At our current savings rate, we can't get there. At our current earnings rate, we can't increase our savings rate. So, are we up a creek without a paddle? NOOOO! I refuse to have to work any longer than absolutely necessary. Which means I'll just have to be smarter. ;)

Let's take another look at that rental property. All by itself, it's generating ($23,000 / $91,000 = 25%) 25% of the income we need to retire in the style we want. So, if we had 3 more just like it, we wouldn't need anything invested in the stock market! Now, that particular property happens to be a cash cow (mortgage is $400/mo, rents are $1,150/mo). We paid $68,500 for it in 1999. We found a motivated seller and I did a very good job of negotiating. I don't think it's realistic to believe that all the properties we buy will do as well, so I'll be happy if they just pay for themselves over time, so that when we're ready to retire we can have them all paid off.
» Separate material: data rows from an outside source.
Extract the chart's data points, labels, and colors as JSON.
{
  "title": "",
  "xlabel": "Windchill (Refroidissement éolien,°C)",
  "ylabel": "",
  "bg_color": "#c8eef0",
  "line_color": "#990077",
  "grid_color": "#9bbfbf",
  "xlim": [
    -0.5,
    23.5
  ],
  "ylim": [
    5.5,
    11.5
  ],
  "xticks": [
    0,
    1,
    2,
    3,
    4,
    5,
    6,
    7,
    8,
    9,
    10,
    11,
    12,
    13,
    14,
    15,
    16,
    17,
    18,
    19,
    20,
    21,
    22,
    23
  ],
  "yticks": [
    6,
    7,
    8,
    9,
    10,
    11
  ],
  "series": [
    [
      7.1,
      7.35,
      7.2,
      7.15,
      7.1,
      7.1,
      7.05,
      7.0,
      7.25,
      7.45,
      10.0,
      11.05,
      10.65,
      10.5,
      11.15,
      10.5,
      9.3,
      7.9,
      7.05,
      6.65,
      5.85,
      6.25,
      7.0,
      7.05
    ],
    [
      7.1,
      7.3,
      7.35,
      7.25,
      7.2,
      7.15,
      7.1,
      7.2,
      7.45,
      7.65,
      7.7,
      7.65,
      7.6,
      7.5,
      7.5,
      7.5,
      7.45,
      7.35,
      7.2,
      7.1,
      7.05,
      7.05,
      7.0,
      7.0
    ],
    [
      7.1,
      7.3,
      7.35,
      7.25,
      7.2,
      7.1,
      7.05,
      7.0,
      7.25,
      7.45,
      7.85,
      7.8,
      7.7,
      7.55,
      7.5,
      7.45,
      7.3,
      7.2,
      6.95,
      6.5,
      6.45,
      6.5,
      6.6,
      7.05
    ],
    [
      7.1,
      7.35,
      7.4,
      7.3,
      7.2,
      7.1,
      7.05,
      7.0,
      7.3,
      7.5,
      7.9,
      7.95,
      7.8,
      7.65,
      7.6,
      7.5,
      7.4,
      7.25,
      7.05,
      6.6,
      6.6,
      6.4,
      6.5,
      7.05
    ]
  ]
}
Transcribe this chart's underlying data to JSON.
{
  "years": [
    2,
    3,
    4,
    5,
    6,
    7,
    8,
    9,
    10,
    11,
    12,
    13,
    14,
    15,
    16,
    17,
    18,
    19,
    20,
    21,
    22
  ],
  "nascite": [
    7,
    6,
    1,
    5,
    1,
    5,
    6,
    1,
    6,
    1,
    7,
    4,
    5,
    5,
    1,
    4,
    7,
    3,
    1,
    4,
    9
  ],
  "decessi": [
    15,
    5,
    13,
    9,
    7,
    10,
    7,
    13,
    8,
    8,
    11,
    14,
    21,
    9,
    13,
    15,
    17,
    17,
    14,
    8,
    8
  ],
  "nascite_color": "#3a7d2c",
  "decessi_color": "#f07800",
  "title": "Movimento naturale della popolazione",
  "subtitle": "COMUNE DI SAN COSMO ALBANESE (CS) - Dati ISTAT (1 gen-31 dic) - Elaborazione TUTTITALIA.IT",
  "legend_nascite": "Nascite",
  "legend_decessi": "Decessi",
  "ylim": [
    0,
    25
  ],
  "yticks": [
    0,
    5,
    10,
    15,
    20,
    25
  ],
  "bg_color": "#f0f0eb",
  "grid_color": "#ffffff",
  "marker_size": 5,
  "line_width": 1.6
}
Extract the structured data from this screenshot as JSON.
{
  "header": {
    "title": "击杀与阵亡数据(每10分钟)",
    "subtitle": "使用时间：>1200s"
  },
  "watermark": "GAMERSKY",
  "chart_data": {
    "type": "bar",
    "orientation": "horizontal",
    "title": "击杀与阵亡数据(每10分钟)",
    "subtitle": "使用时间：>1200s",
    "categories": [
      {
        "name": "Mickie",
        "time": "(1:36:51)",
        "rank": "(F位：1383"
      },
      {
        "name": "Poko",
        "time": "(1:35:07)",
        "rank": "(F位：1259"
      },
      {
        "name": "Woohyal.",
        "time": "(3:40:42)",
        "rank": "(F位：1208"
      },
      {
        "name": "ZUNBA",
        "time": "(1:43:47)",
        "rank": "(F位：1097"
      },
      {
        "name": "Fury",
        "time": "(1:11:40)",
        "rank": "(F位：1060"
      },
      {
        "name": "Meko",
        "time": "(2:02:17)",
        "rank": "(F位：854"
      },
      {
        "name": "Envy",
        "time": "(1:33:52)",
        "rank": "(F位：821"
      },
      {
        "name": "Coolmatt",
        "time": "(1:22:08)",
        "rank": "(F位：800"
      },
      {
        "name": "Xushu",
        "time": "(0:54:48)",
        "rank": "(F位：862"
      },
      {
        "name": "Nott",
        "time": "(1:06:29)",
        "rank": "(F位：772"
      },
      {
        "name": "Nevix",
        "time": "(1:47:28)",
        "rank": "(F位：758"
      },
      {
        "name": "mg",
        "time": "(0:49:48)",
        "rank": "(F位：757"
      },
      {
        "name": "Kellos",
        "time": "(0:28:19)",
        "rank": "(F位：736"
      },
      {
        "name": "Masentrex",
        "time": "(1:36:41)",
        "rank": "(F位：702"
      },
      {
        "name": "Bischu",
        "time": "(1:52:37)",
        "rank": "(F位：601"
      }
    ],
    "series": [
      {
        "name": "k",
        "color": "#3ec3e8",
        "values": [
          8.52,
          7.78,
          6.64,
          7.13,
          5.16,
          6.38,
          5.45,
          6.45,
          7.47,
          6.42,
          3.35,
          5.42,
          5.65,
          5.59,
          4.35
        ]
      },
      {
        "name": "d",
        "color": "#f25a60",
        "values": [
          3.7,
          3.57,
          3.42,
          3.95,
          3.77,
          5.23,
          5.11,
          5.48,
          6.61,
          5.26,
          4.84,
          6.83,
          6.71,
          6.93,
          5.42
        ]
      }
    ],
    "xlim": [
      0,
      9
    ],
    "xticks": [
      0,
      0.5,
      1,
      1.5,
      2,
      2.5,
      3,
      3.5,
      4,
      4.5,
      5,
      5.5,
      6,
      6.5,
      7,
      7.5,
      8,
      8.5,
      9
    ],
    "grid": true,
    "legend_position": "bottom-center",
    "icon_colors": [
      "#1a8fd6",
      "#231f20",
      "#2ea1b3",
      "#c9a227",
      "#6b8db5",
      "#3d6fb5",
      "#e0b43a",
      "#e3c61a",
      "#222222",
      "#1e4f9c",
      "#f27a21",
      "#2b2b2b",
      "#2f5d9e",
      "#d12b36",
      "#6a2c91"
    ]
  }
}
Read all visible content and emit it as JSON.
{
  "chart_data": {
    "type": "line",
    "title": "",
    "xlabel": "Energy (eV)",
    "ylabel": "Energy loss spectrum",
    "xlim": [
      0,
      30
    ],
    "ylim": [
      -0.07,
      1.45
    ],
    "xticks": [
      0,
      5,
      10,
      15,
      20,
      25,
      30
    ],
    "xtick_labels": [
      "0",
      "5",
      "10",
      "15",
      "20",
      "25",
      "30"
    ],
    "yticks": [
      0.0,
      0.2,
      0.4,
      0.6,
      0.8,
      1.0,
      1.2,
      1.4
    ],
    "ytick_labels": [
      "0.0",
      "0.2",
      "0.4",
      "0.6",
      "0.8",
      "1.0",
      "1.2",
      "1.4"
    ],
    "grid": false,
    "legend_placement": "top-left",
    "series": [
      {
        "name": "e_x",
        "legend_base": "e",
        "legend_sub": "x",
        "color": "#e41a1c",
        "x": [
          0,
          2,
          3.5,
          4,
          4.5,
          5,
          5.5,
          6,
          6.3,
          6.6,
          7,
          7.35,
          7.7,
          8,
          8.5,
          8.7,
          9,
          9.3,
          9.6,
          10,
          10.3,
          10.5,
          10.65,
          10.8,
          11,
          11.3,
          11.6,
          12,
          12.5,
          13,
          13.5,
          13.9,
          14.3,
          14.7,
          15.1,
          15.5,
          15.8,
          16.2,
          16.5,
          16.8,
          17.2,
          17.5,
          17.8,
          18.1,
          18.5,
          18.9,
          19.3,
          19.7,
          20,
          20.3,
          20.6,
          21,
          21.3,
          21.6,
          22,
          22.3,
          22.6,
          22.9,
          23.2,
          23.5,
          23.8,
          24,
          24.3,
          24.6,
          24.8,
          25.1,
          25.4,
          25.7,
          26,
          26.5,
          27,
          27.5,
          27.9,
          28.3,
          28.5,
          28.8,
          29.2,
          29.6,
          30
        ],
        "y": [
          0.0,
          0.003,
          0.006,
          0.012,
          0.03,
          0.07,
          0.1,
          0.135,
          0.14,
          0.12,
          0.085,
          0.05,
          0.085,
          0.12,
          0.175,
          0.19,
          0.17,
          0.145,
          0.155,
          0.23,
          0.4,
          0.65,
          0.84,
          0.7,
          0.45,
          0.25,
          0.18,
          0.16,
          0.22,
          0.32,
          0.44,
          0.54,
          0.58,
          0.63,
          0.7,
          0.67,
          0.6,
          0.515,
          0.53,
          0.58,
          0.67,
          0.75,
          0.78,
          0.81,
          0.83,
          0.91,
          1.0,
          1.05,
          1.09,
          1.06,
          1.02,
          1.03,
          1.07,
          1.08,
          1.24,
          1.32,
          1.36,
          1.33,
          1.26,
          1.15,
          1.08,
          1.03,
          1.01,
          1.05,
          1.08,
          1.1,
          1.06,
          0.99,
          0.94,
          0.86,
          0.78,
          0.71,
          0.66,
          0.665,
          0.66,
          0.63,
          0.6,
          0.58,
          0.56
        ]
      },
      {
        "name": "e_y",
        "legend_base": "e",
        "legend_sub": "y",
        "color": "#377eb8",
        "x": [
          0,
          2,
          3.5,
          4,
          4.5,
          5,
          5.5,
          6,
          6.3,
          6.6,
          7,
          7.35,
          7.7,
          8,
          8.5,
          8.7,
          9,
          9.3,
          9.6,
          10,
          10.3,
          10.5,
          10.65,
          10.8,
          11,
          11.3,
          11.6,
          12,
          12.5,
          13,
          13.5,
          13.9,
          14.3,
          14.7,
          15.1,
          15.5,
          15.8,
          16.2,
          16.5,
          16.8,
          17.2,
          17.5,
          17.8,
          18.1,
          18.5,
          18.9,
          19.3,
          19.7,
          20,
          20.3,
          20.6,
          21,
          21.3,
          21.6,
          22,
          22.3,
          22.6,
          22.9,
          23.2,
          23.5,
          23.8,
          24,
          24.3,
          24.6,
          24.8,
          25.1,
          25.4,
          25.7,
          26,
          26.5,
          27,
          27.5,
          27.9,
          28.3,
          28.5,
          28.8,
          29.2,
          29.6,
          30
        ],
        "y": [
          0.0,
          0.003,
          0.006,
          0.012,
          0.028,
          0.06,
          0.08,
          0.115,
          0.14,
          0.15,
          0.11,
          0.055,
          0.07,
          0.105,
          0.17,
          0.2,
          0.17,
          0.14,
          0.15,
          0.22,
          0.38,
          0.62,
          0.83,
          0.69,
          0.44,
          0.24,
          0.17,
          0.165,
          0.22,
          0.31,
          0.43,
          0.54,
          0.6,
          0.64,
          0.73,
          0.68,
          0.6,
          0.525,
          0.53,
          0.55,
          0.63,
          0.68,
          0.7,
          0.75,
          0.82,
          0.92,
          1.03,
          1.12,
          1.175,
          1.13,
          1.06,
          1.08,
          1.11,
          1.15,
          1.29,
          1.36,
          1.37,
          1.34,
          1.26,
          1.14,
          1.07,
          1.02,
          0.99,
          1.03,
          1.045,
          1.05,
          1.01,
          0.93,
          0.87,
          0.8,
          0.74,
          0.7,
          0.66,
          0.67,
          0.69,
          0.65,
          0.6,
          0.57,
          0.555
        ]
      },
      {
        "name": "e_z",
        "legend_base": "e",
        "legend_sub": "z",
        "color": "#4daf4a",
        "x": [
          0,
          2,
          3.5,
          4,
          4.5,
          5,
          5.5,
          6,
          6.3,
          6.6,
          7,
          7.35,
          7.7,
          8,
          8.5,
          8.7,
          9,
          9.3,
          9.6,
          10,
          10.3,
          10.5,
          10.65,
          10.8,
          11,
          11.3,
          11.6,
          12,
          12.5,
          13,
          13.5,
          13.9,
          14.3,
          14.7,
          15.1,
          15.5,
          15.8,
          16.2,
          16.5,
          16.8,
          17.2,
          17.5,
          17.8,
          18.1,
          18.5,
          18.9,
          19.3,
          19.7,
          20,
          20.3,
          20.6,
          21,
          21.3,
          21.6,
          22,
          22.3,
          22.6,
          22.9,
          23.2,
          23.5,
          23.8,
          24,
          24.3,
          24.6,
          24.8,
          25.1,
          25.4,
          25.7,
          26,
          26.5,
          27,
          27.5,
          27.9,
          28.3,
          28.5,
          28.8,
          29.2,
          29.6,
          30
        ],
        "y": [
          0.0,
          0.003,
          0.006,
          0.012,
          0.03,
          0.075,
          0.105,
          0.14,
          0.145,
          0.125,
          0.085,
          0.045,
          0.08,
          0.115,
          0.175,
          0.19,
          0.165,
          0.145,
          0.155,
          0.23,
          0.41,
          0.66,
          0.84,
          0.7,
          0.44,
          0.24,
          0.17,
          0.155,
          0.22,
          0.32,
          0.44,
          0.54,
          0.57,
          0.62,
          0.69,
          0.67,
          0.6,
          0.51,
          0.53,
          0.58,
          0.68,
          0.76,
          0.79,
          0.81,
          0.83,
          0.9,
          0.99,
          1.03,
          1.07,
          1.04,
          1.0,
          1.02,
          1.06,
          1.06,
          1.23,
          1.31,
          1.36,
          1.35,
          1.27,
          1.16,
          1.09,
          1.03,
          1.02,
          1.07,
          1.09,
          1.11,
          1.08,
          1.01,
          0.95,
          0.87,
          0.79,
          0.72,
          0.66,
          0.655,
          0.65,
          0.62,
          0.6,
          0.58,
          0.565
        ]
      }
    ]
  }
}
I think it's more realistic to expect a rental property to generate about 15% of what we'll need, which would be roughly $5,250 in today's dollars. So if the one property is generating 25%, in order to make up the other 75% we'll need 5 more properties.

If I figure on them costing roughly $90,000-100,000 each, then in order to put 20% down on each, I'll need to save up about $100,000. This is in the realm of possibility for us, whereas saving up $1,866,667 is not. So this is what I'm going to try to do in order to fund our retirement in 20 years. And doing this will also mean that if SS disappears between now and then, we'll still be OK.

Then anything that we manage to sock away into the stock market is just gravy. :) And there's the chance that I'll continue to work a little bit, too. I'm currently a database consultant and work our of my home. I don't see any reason I couldn't continue that after FIRE, on a smaller scale. Plus the tax benefits are phenomenal.

I hope my illustration helped some of you look at funding your FIRE creatively. It doesn't have to be XX dollars in the market earning XX return for XX years - it just has to be something you're comfortable with.

I was pretty conservative in my calculations, figuring a pretty high inflation rate (5%) and a pretty low investment return rate (8%), but I figured it's better to over-estimate what we'll need than to under estimate. If you believe these figures will be different, then you'll come up with very different results.